――ん~…解答者席が2段になっていますよね…。
そうですそうです。なぜ2段にしていると思いますか?
――うーん……あっ! 舞台に立っているような感覚にするためですか!?
正解です! 段をつけることによって、お客さんがいて、舞台があって、自分が板に立って演じているのと、同じ心境になるんです。そしてお客さんとの距離も近くしています。この距離は、『笑っていいとも!』をやっていたアルタと同じような近さなんですよ。
――なるほど!
そういう舞台を作っておくと、演者のみなさんが生き生きして、その場で予定してなかったことが起きるんです。最近、予定調和な番組が多いじゃないですか。そこをいかに"予定不調和"に崩すかというのが内村さんはうまいし、ハマったなという感じです。内村さんも言ってました。「紀伊国屋ホールのような感じでした。俺、紀伊国屋ホール出たことないけど」って(笑)
――(笑) 最近内村さんの番組がまた増えてきましたけど、何か物足りないなと感じていたのは、これだったんですね。
昔やってらっしゃった『内村プロデュース』(テレビ朝日)とかも、結構動きのあるやり取りをしてたじゃないですか。『スカッとジャパン』で1つ"静"の内村さんをやっているので、今度は"動"の内村さんのものをやってみたいという狙いもあったんです。
――内村さんがすごく生き生きしている印象です。
そうですよね。だから僕もスタジオのフロアにいるんです。こうなるともう戦いですよね。内村さんの目を見ながら、こちらは次にどう動いていくか。
――内村さんが解答を見ていく順番は、どのように選んでいるんですか?
あれはフロアの僕から提案と、内村さんの意思との「あうんの呼吸」です。
――ある日の放送では、ほとんどの問題で、だいたい不正解の人が指名される最初の順番で、佐藤栞里さんのところに行ってました(笑)

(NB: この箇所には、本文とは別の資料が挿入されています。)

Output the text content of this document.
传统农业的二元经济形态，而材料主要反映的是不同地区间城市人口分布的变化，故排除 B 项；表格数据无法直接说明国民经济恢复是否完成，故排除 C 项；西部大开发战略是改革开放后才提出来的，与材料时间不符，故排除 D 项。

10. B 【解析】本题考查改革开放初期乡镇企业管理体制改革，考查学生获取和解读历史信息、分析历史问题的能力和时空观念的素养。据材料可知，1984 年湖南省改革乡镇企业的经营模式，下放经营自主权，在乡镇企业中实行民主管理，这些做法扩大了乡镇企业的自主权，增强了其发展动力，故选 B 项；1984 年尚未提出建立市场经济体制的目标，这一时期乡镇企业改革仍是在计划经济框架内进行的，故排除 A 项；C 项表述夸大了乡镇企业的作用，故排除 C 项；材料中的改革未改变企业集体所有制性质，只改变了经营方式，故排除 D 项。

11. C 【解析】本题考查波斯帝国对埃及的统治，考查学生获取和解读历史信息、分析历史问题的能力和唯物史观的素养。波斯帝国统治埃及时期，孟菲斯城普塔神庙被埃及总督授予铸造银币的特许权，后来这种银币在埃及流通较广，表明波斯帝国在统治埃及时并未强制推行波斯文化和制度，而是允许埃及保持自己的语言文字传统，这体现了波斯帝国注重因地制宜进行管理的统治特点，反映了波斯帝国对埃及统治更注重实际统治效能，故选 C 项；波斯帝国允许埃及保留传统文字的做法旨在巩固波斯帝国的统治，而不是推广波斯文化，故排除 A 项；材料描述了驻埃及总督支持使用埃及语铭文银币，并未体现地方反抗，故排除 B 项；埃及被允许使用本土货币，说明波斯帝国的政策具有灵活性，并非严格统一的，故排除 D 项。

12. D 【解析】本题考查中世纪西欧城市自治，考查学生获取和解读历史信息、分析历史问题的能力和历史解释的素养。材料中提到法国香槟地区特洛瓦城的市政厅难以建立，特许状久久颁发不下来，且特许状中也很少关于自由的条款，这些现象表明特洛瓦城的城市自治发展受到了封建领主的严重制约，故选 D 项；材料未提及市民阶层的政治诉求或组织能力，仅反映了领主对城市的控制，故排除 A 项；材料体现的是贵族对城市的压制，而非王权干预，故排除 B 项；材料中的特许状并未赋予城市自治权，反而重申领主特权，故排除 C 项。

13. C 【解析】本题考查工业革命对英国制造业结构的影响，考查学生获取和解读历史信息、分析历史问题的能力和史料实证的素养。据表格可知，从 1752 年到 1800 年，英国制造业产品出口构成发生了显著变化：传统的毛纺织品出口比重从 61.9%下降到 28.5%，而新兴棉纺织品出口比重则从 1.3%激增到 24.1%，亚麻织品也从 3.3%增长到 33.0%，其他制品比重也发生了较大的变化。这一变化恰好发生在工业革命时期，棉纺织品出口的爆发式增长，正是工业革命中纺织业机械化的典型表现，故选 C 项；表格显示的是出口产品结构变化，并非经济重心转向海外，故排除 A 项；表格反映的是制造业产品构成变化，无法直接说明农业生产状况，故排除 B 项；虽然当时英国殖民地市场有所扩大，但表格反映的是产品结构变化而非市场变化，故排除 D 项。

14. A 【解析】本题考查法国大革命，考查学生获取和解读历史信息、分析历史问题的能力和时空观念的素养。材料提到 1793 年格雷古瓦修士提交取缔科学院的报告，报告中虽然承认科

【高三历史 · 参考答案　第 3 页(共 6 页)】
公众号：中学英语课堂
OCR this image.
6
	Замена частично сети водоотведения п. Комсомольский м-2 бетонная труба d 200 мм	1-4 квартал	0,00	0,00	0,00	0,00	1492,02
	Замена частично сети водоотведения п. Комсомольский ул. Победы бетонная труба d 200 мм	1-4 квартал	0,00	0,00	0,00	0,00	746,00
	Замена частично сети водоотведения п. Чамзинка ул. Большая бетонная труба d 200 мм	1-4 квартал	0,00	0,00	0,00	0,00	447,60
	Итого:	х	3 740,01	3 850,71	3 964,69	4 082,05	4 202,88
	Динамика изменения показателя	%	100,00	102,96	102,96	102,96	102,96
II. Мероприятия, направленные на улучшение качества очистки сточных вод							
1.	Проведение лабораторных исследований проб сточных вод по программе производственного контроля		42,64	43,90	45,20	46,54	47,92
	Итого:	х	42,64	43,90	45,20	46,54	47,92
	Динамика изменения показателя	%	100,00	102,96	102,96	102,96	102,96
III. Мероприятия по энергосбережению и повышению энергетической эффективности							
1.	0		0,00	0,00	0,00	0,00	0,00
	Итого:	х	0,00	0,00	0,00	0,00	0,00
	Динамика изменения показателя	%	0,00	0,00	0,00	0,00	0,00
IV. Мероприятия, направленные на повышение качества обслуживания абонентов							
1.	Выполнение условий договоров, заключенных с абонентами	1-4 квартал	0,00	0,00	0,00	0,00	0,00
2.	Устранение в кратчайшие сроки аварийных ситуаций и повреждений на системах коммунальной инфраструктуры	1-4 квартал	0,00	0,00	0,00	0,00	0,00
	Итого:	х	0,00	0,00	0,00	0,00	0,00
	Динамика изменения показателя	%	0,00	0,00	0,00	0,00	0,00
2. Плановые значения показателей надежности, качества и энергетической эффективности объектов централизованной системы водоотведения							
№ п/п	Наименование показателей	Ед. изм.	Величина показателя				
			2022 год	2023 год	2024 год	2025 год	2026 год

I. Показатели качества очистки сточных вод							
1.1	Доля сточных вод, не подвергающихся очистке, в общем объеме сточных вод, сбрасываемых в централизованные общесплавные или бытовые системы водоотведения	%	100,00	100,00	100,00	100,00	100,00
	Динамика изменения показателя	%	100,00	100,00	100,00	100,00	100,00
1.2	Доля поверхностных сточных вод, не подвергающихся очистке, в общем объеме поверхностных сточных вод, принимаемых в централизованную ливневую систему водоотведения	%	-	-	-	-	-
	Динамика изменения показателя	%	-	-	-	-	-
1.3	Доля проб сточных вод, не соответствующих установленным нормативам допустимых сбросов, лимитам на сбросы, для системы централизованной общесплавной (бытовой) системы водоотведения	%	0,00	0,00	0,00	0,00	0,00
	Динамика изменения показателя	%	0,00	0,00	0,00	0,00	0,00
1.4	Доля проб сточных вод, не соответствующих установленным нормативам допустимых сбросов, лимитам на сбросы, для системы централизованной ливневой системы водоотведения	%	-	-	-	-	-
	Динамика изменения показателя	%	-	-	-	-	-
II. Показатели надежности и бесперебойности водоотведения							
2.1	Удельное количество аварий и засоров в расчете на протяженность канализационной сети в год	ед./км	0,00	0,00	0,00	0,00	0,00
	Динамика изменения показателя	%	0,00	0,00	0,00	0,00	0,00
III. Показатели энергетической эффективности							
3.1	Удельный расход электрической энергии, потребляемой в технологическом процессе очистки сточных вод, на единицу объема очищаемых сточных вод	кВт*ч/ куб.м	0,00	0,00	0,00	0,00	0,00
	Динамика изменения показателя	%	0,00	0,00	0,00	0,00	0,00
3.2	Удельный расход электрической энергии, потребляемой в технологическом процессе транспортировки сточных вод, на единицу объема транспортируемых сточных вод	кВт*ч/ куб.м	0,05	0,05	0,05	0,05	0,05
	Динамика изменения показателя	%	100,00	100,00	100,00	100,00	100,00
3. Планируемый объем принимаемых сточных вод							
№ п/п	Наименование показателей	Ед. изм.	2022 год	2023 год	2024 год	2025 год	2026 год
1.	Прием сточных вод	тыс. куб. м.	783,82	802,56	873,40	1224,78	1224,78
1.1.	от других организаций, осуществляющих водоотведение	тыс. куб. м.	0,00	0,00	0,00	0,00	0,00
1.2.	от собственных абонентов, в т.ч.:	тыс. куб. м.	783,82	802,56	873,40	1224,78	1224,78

流れができていたので、これは1番・佐藤栞里しかないな、と。こういう流れのきっかけを内村さんが作ってくれるので、それを見てフロアもこうしようかなと考えたりして、フロアとMCの掛け合いですよね。これって実はフジテレビらしい作り方だと思っているんです。『ヨルタモリ』(※3)もその場で「さぁこう来ましたよ。どうする?」というような掛け合いでやってたんです。あの番組は、台本がありながらもほとんど意味無いんで(笑)
(※3)『ヨルタモリ』
『笑っていいとも!』終了後初めてのタモリのフジテレビレギュラー番組。2014年10月~2015年9月に放送され、宮沢りえ演じるママが仕切る東京・湯島のバー「WHITE RAINBOW」に、タモリが架空の人物にふんして客として来店し、ゲストや常連客とトークを繰り広げる。途中、タモリが出演するショートコントも流れる。
――そういえば、ますだおかだの岡田圭右さんが、スタッフから「解答でくだらんボケはやめてください」と注意されたと放送で言ってましたが、これはほかの出演者のみなさんにも言っているのですか?
芸人さんには言ってますね。
――その狙いは?
これも"予定不調和"を狙っています。芸人であっても、真剣にやさしい気持ちになって考えた結果、それが外れている方が面白いのであって、そこにボケようボケようという予定調和はいらないんですよ、とお伝えしているんです。
――天然系の解答が多い平愛梨さんや佐藤栞里さん、蛭子能収さんには、何か言っているんですか?
その方々には何も言ってないです(笑) どうぞご自由にという感じですね(笑)
――この"予定不調和"というのは、やはり生放送の『笑っていいとも!』で学んだイズムなのでしょうか?
そうですね。本当にあの番組は"タモリ学校"でしたね。毎日生放送で、自分が提示したものがウケた、ウケないと、すぐ反応が来て、じゃあ来週どうしよう、あのコーナーを変えるか? でも企画を考えなければいけない…という日々でしたから。
――コーナーもすぐに終わってしまうものがありましたよね。
1週や2週で終わるものなんて、いくらでもありましたからね。そういうとき、タモさんは常に「とりあえずやってみよう。ダメならやめればいい」って言うんです。"予定不調和"という言葉では直接言われないですけど、やっぱりそこですよね。『ヨルタモリ』もそうでしたし、その場のセッションなんです。
――ジャズですね。
そうです。『やさしいね』もジャズなんです。だからフロアにいて、演者さんたちとやり取りをするんです。自分でも流れは100%想定しておきますけど、その想定を越えた150%が出ると、一番面白いんですよね。